Più che sulla scheda in sè (che sarebbe interessante commentare) vorrei sottolineare come questo progetto contribuisca al dissesto urbanistico di Milano. Si è caricato e sovraccaricato ogni nuovo servizio nel quadrante nord-ovest, già colmo di servizi (stadio, fiera, ecc). Una volta inventato l'inventabile, si è cominciato a spogliare il resto della città dei servizi progettati per essere collocati altrove (es. il centro congressi pensato per s.Giulia) o a depredarla di servizi nati e radicati sul territorio (è proprio il caso proprio dell'Istituto Tumori e Besta).  

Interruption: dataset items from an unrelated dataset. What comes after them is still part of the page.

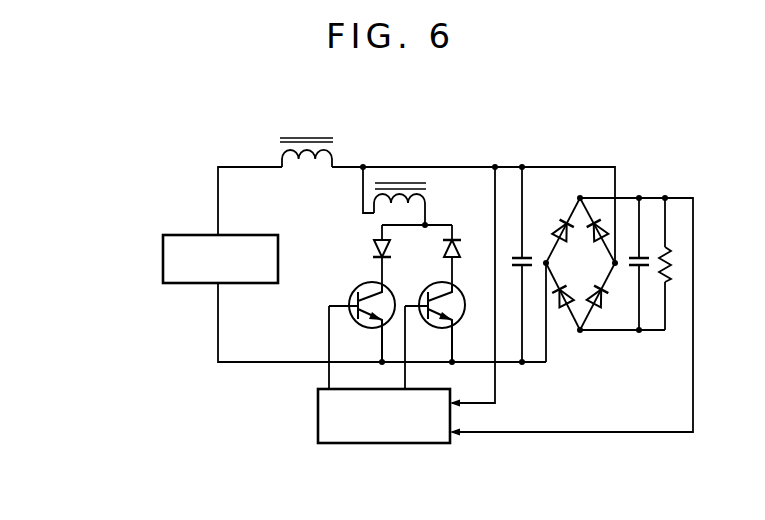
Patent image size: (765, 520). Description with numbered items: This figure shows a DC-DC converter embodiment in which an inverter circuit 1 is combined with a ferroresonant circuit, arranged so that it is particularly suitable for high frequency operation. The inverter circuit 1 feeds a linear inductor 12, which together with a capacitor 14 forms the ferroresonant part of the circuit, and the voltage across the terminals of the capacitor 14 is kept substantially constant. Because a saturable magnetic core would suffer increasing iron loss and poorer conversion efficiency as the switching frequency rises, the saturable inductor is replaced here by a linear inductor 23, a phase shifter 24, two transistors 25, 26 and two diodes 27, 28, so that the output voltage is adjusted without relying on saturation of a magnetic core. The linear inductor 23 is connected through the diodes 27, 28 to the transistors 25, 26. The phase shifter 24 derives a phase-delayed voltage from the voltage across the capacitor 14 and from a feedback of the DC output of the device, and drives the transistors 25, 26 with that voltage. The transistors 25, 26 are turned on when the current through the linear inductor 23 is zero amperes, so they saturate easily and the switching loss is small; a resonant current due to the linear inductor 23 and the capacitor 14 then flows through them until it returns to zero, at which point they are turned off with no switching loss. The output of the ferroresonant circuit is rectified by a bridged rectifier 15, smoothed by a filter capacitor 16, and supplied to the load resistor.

The DC power source 1 is at (180, 288).
The linear inductor 12 is at (304, 135).
The linear inductor 23 is at (404, 178).
The diode 27 is at (373, 247).
The diode 28 is at (453, 224).
The transistor 25 is at (350, 287).
The transistor 26 is at (434, 286).
The phase shifter 24 is at (318, 413).
The capacitor 14 is at (534, 252).
The bridged rectifier 15 is at (563, 318).
The filter capacitor 16 is at (646, 250).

In particolare si stanno trascurando aree già povere di servizi (es. sud-ovest) e si sta creando il vuoto a nord-est. Qui si assiste ad una spoliazione sistematica: via una delle facoltà maggiori di Milano (Agraria) che verrà portata a Lodi. Chiuso l'Istituto di Arti grafiche (perchè, la grafica è morta?). Delocalizzata la parte più avanzata del Politecnico, perfino i privati hanno pensato bene di abbattere il Ciack per fare condomini.  
Che senso ha una "città studi" a cui vengono sottratte le uniche due cliniche pubbliche presenti?  
 
Progetti pubblici per il nord-est?  
Zero. O meglio, portar via questo o quello per sovraccaricare ulteriormente il nord-ovest.  
 
Il rischio concreto è che si crei (a nord-est, a sud-est, sud-ovest, ecc) una città dormitorio, dove per fare una radiografia o per un servizio si devono intasare strade e mezzi pubblici per andare a nord ovest. Altrove? Mille progetti: un centro residenziale a farini, un centro residenziale sulle aree FS dismesse tra Lambrate e Segrate, un centro residenziale (che fantasia!) lo si è tentato di piazzare perfino al posto dell'ortomercato, salvo asapettare tempi migliori a causa della protesta dei grossisti. Per portarlo dove? Anche qui colpo di fantasia: a nord-ovest.  
Le vie di accesso insufficienti del progetto di questa scheda (e degli interventi necessari perchè l'area della "città della salute" non venga allagata) dimostrano il suo sovraccarico rispetto alla zona, mentre sarebbe stato probabilmente più logico portare il Sacco in quel nord-est che si sta svuotando di tutto. Eccetto (naturalmente) che di centri resdenziali-dormitorio.